This system is throughout highly calcareous, and furnishes, wherever it is developed, valuable materials for architectural and ornamental purposes.
This system is distinguished for the great amount and variety of its organic remains. The vegetable productions were intermediate between those of the coal period and those of the present time. The upper oölite, in the south of England, contains the stumps of trees and other plants, rooted in a black carbonaceous layer, evidently the soil from which they grew. These stumps and prostrate trunks are the remains of coniferous trees of large growth. ([Fig. 30.])
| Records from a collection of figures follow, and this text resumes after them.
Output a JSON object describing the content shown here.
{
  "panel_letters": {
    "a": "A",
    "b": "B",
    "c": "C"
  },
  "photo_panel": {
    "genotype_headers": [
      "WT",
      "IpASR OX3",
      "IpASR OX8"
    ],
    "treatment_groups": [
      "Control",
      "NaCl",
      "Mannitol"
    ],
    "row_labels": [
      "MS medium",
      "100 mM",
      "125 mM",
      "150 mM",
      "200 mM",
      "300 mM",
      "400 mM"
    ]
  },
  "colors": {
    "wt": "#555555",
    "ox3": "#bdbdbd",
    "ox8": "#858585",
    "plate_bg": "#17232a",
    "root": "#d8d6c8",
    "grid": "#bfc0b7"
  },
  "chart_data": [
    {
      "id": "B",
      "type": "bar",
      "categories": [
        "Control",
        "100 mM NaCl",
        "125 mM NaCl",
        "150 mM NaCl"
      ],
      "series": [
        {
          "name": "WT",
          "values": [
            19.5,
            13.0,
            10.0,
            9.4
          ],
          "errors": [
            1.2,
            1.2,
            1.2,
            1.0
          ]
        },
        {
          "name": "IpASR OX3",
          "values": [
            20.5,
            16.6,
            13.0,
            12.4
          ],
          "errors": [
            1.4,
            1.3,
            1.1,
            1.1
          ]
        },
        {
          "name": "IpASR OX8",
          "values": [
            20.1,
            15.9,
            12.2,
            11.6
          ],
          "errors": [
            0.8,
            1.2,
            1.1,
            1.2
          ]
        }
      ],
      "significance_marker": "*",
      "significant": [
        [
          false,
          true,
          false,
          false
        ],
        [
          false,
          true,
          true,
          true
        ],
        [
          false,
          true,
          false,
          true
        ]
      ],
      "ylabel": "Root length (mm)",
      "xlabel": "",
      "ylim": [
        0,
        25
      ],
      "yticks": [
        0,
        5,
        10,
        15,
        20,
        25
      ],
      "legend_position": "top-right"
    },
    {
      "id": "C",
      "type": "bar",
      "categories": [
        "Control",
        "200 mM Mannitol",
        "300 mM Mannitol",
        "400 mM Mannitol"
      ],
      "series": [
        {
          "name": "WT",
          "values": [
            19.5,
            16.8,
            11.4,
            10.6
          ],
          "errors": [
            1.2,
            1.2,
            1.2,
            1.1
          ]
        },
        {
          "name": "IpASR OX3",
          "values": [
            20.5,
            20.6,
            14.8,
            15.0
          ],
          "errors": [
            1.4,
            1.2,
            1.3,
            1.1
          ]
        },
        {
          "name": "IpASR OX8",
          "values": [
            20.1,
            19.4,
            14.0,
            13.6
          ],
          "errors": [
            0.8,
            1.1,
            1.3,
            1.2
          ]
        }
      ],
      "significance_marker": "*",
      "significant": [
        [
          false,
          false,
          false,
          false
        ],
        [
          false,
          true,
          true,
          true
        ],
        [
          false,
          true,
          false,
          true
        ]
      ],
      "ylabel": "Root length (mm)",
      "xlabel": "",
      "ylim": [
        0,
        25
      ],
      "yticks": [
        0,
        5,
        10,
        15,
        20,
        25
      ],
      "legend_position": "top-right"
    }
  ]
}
Corals occur in great abundance; also encrinites ([Fig. 31]), mollusks ([Fig. 32]), and cephalopoda.
But this system is specially characterized by the remains of saurian reptiles. The Ichthyosaurus ([Fig. 33], a) was a marine animal, having the general form of a fish, while its head, and especially its teeth, resemble those of the crocodile. It was an air-breathing animal like the cetacea, and was furnished with similar paddles. It was carnivorous, and was undoubtedly the largest and most formidable animal existing in the earlier part of the oölitic period. Its length could not have been less than thirty or forty feet.
The Plesiosaurus ([Fig. 33], b) was also a marine animal, and in ninny respects similar to the Ichthyosaurus; but its general form was more slender, its head was small, and its neck was of great length, the cervical vertebræ exceeding in number those of the swan.